The Massachusetts Psychiatric Society award is the latest in Weinstein’s encyclopedic-résumé, which includes honors for leadership in clinical work, education, and advocacy. She is a Distinguished Life Fellow of the American Psychiatric Association and the American Academy of Child and Adolescent Psychiatry; received a Lifetime Achievement Award from the New England Council of Child and Adolescent Psychiatry (NECCAP); and has served several terms as NECCAP president. Over 30 years, she has organized 170 psychiatric conferences and taught thousands of Harvard Medical School students and psychiatric residents.

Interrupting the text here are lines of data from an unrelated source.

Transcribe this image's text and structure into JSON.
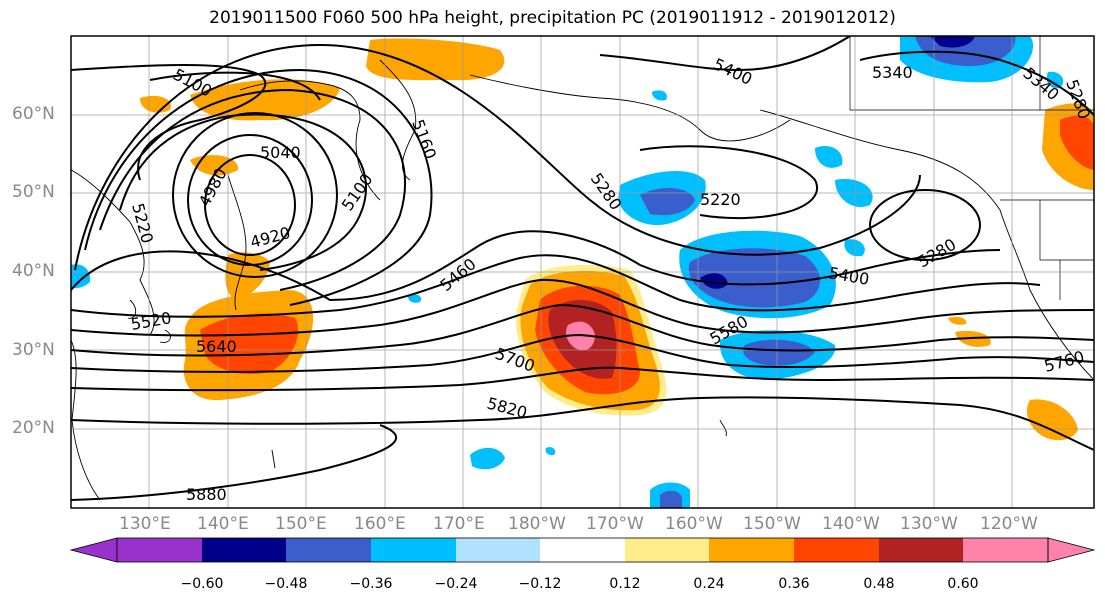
{
  "title": "2019011500 F060 500 hPa height, precipitation PC (2019011912 - 2019012012)",
  "lat_labels": [
    "60°N",
    "50°N",
    "40°N",
    "30°N",
    "20°N"
  ],
  "lon_labels": [
    "130°E",
    "140°E",
    "150°E",
    "160°E",
    "170°E",
    "180°W",
    "170°W",
    "160°W",
    "150°W",
    "140°W",
    "130°W",
    "120°W"
  ],
  "contour_labels": [
    "5100",
    "5040",
    "4980",
    "5220",
    "4920",
    "5160",
    "5100",
    "5520",
    "5640",
    "5460",
    "5280",
    "5340",
    "5400",
    "5220",
    "5280",
    "5400",
    "5580",
    "5700",
    "5820",
    "5880",
    "5760",
    "5340",
    "5280"
  ],
  "colorbar": {
    "ticks": [
      "−0.60",
      "−0.48",
      "−0.36",
      "−0.24",
      "−0.12",
      "0.12",
      "0.24",
      "0.36",
      "0.48",
      "0.60"
    ],
    "colors": [
      "#9932cc",
      "#00008b",
      "#3a5fcd",
      "#00bfff",
      "#b0e2ff",
      "#ffffff",
      "#ffec8b",
      "#ffa500",
      "#ff4500",
      "#b22222",
      "#ff82ab"
    ]
  }
}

Looking forward, Weinstein is concerned about a critical shortage of child and adolescent psychiatrists. “Nearly one in five U.S. children has a mental, emotional, or behavioral disorder within a given year, and only about 20 percent receive care from a specialized mental health care provider,” she said. “We need more pediatric psychiatrists to meet these needs. It’s a dynamic and rewarding field. With significant advances in research and treatments, psychiatrists can partner with families and colleagues to advocate, help children build on their strengths, and create solid foundations for the future.”
Weinstein finds her work hopeful and embraces the optimism of change and possibilities. “Much of the power of intervention, through education, connection, social action, and multimodal evidence-based treatments is in being able to rewrite your narrative,” she said. “You can see your past through a different lens and rewrite your narrative for the future, knowing that the end of the story has not yet been written.”
As with her family, it all comes back to stories.